In a year marked by instability, families across the USA increasingly found time to connect by picking up a rod and reel, resulting in 54.5 million Americans going fishing in 2022.

Taking into account lake, river, stream and sea fishing – both onshore and from boats – that’s a four per cent increase on the figures from 2021, according to the latest research conducted by the Recreational Boating and Fishing Foundation (RBFF).

This is all just slightly below records set in 2020 when Americans took to fishing in huge numbers as a safe, outdoor pandemic activity. However, the 2022 figures still outpaced pre-Covid participation in 2019.

The study also found that fishing promotes wellness, improves bonds with family members and forges a deep connection with nature that many Americans strive to achieve together.

RBFF’s president and CEO, Dave Chanda, said: “While the overall participation numbers are good news, we have our work cut out to continue welcoming youth to the sport.

“After this Covid bump in 2020, fishing’s national participation rate among children aged six to 12 dipped to one percentage point in 2021, then another in 2022. This is the wrong direction.

“On the brighter side, participant numbers grew by three per cent to 7.8 million child participants, –over one million higher than a decade ago.”

And it’s not just younger children where this is a concern. Fishing’s national participation rate among teens – children aged 13 to 17 – also fell a percentage point in 2022.

That said, actual participant numbers increased slightly to 4.9 million but remained above the 2019 level of 4.3 million. The RBFF said this represents an average annual increase of six per cent in adolescent participation between 2019 and 2022.

Meanwhile, the youngsters who are going fishing are going more often. Total annual outings among children aged six to 12 have increased five per cent to 105 million in 2022, the second highest level on record.

Dave added: “That is a lot of kids fishing! It is the teens who are falling off. Not only were children more likely than adolescents to say they wanted to fish more, but outings among adolescents also fell two per cent to 82 million.”

Engagement of youth anglers reaches across family ties. Adults with children, particularly younger ones, went fishing at much higher levels than adults without children.
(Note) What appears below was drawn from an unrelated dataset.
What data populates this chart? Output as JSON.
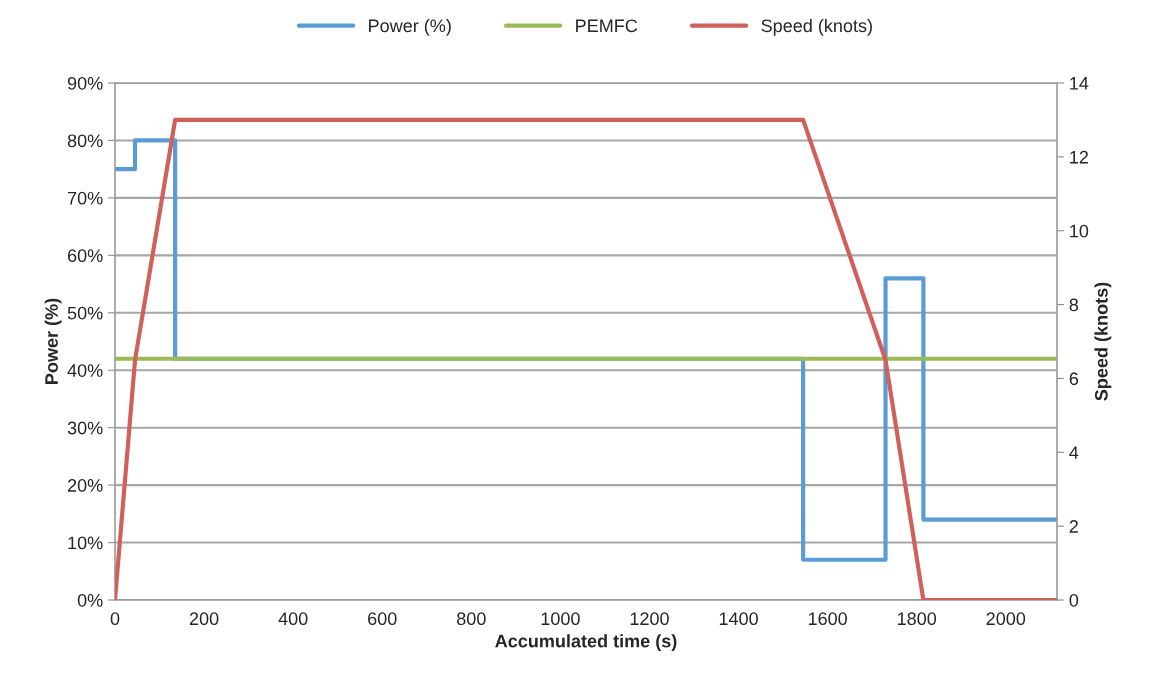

In fact, over the past three years, the participation rate in households with children aged six to 12 and adolescents agesg13 to 17 reported annual growth averaging six per cent and five per cent,

respectively. Comparatively, participation in households with no children grew by only three per cent during the same period.
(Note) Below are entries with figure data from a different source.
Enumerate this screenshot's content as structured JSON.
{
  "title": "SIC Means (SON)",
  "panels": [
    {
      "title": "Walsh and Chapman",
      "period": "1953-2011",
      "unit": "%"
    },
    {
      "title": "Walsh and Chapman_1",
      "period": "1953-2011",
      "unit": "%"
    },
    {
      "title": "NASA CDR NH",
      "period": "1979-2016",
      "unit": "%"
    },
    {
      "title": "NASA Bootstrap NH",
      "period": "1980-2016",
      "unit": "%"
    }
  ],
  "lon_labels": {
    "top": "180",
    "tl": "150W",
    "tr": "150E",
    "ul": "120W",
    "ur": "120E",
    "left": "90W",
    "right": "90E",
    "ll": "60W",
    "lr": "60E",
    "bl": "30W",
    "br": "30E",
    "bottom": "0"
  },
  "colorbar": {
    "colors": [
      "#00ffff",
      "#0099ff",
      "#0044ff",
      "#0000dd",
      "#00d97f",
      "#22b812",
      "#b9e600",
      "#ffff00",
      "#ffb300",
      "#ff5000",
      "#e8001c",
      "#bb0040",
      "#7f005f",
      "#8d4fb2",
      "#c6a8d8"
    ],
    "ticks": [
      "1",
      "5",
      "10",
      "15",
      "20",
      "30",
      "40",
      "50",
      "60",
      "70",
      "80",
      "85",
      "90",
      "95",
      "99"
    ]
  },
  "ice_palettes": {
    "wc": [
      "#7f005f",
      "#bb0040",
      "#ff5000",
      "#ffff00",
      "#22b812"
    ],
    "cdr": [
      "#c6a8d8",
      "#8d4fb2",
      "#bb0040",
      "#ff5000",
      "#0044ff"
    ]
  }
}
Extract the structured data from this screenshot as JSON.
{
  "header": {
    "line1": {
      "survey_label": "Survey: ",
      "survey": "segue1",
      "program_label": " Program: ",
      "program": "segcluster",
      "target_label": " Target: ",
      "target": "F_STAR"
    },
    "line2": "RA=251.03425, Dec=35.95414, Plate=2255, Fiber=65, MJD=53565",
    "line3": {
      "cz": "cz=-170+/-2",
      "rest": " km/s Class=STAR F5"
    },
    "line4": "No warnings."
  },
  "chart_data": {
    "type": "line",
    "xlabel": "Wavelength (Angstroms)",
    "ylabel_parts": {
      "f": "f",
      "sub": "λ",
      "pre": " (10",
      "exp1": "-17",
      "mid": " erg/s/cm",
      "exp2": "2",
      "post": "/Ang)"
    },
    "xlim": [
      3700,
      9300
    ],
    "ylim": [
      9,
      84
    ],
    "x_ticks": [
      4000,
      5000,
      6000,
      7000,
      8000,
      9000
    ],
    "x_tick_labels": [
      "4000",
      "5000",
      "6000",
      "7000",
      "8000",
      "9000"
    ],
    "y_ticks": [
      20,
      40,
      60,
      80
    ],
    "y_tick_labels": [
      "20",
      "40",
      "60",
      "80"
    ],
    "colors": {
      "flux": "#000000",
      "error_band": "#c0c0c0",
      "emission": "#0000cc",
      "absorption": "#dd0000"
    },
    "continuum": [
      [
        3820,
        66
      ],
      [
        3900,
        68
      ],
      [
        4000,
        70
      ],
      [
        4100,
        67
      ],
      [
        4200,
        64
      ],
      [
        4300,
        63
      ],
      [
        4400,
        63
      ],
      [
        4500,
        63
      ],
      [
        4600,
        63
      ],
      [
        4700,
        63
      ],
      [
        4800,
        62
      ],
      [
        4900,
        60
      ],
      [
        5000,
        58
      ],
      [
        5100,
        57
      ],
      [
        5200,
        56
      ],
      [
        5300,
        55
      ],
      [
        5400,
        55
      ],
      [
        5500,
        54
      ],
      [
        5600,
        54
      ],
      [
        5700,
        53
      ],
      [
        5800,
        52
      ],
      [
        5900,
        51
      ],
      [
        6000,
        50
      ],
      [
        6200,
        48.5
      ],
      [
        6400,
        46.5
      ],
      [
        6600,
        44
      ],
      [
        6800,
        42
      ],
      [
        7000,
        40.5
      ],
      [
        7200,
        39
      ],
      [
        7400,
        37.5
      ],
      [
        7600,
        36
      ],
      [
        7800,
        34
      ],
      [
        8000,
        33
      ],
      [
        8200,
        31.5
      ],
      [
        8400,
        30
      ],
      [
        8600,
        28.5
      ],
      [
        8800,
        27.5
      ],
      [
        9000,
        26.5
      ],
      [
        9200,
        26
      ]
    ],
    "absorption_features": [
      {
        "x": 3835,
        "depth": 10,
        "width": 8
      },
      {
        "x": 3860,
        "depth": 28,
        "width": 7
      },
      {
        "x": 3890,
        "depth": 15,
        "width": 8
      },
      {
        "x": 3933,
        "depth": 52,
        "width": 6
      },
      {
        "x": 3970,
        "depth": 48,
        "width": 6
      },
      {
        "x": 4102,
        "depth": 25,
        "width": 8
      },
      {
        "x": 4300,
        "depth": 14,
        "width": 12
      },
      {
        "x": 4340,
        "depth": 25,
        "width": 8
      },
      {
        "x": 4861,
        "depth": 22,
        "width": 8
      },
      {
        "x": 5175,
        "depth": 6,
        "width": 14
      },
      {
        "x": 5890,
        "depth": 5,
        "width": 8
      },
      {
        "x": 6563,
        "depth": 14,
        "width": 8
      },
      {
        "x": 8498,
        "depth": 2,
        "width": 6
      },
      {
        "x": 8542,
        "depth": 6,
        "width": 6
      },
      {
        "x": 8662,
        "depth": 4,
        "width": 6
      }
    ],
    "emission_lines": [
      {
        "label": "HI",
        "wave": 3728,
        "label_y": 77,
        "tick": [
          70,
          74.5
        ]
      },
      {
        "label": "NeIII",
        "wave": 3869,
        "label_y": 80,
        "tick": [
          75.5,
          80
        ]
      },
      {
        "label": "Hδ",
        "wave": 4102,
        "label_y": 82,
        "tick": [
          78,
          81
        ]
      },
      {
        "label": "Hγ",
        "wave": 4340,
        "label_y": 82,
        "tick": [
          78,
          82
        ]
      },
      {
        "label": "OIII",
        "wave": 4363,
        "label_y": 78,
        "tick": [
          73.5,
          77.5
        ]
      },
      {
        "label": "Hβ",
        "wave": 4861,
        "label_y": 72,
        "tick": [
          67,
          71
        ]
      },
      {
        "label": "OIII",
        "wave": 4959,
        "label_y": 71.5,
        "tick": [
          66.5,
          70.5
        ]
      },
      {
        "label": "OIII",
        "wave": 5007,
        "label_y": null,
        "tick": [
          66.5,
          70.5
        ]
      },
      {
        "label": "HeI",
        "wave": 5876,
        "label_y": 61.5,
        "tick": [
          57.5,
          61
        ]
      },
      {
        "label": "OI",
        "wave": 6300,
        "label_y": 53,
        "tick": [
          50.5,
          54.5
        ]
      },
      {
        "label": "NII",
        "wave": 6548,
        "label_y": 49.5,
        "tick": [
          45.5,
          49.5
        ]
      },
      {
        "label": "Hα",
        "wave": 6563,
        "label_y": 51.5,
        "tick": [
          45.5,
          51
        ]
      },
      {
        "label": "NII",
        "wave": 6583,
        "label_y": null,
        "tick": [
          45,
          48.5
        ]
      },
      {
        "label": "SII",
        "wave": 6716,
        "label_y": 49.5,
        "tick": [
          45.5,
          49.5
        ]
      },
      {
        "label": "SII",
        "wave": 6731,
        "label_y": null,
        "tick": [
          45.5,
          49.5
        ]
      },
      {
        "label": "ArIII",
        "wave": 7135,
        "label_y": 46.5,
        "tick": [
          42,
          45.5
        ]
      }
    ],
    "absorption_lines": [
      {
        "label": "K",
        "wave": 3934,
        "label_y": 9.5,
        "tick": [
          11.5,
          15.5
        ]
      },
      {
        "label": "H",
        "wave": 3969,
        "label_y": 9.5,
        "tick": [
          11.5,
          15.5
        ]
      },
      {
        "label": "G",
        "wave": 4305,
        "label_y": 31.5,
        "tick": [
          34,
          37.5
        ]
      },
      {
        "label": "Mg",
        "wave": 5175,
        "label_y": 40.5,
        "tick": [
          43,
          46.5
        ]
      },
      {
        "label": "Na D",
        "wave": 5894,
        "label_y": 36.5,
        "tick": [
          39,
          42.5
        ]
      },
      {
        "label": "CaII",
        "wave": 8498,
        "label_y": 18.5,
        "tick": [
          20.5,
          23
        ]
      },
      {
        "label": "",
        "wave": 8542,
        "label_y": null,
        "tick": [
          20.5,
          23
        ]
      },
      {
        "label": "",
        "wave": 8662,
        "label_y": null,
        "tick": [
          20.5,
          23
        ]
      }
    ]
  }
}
Just as importantly, when youngsters see their friends take to the water, they are keen to join in too.

Fifteen per cent of non-participating Americans aged 6 to 17 expressed interest in fishing in 2022, up from 11 per cent in 2020. However, fewer Black and Hispanic children and adolescents were as keen than in 2021, underscoring the need for expanded outreach to engage underrepresented populations.
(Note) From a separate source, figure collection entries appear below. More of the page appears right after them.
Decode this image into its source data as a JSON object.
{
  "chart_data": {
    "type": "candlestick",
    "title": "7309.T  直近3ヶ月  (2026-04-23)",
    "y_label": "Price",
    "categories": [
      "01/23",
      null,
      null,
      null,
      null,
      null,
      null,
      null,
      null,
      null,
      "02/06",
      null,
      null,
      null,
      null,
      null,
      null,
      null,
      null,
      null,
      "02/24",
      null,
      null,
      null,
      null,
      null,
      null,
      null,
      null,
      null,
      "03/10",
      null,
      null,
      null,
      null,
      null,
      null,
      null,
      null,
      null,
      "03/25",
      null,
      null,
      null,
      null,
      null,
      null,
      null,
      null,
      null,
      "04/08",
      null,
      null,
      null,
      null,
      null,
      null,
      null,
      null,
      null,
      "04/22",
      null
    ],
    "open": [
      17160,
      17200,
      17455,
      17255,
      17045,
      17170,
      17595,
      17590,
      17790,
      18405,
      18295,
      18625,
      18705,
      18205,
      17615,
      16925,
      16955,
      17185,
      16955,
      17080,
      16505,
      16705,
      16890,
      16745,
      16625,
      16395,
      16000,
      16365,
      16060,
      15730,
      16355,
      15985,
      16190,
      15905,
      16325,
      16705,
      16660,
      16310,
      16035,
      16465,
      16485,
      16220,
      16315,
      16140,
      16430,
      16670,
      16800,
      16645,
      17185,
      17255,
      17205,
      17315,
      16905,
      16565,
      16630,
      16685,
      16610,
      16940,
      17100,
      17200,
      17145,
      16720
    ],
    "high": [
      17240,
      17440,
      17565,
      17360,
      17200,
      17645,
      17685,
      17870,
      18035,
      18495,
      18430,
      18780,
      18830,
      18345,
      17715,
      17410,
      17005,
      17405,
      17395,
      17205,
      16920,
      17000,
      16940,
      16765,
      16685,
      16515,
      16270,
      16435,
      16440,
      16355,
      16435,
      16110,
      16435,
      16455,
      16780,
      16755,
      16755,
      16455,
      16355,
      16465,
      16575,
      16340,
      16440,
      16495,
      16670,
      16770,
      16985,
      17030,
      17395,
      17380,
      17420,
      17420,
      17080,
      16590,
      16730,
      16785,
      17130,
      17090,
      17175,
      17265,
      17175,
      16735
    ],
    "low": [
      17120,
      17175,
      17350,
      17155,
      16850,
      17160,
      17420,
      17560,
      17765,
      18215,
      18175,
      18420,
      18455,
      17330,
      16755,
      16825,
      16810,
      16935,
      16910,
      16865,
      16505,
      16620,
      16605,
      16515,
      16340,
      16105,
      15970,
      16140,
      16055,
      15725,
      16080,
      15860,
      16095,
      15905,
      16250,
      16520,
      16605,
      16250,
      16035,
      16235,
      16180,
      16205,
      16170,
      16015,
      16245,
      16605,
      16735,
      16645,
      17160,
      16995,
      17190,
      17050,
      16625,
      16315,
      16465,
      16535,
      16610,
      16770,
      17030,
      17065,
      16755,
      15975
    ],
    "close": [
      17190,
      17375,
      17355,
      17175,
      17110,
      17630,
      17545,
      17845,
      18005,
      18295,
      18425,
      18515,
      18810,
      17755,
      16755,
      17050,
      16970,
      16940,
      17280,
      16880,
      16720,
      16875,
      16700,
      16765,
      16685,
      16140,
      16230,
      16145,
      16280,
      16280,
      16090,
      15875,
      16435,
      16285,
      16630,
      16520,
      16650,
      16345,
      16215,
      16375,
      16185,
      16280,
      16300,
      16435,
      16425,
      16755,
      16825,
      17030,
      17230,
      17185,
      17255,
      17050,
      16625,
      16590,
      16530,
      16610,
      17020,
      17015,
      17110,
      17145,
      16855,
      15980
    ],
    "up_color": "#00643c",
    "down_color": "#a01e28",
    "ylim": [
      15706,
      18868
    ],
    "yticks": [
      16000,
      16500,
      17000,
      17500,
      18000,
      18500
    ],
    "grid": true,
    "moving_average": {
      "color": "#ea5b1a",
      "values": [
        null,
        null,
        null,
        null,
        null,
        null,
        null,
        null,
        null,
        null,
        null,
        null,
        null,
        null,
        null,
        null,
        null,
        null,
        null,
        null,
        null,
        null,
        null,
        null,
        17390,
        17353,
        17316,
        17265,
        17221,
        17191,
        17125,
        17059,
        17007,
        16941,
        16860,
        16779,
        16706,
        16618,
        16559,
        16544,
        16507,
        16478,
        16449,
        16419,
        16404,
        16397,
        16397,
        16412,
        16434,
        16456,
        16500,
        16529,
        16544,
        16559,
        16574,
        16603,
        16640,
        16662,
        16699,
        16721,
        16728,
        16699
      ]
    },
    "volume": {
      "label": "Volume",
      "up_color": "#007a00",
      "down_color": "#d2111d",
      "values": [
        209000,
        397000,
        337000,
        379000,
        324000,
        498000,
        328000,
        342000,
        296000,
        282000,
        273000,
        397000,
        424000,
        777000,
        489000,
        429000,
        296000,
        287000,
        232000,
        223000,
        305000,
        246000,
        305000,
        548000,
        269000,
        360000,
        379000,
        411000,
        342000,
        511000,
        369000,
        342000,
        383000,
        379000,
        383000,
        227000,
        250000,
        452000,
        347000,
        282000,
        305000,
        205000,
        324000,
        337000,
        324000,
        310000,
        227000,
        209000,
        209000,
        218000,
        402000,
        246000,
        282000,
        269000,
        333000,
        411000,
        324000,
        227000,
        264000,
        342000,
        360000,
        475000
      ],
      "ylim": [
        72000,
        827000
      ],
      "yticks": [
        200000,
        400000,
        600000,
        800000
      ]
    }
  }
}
Dave continued: “All the kids are waiting for an invitation, which is where we come in. The momentum exists, we need to capitalise on it.

“Hispanic participation rose from 4.7 million in 2021 to 5.1 million in 2022, and women’s participation approached the pandemic/2020 all-time high, representing 36 per cent of total anglers.

“The data underscores the importance of introducing fishing early, as 86 per cent of current fishing participants fished before age 12. Participation rates fall sharply after a child turns 18, making families with young children the key to growing future participation.

“RBFF is at the helm of these efforts. By understanding participants’ demographics, motivations,and barriers, the entire fishing industry can better nurture a new generation of fishing enthusiasts while retaining those new to the sport.

“Connecting women, youth and people of colour to fishing will ensure that our nation’s waterways are protected, our communities are healthy and our industry is thriving.”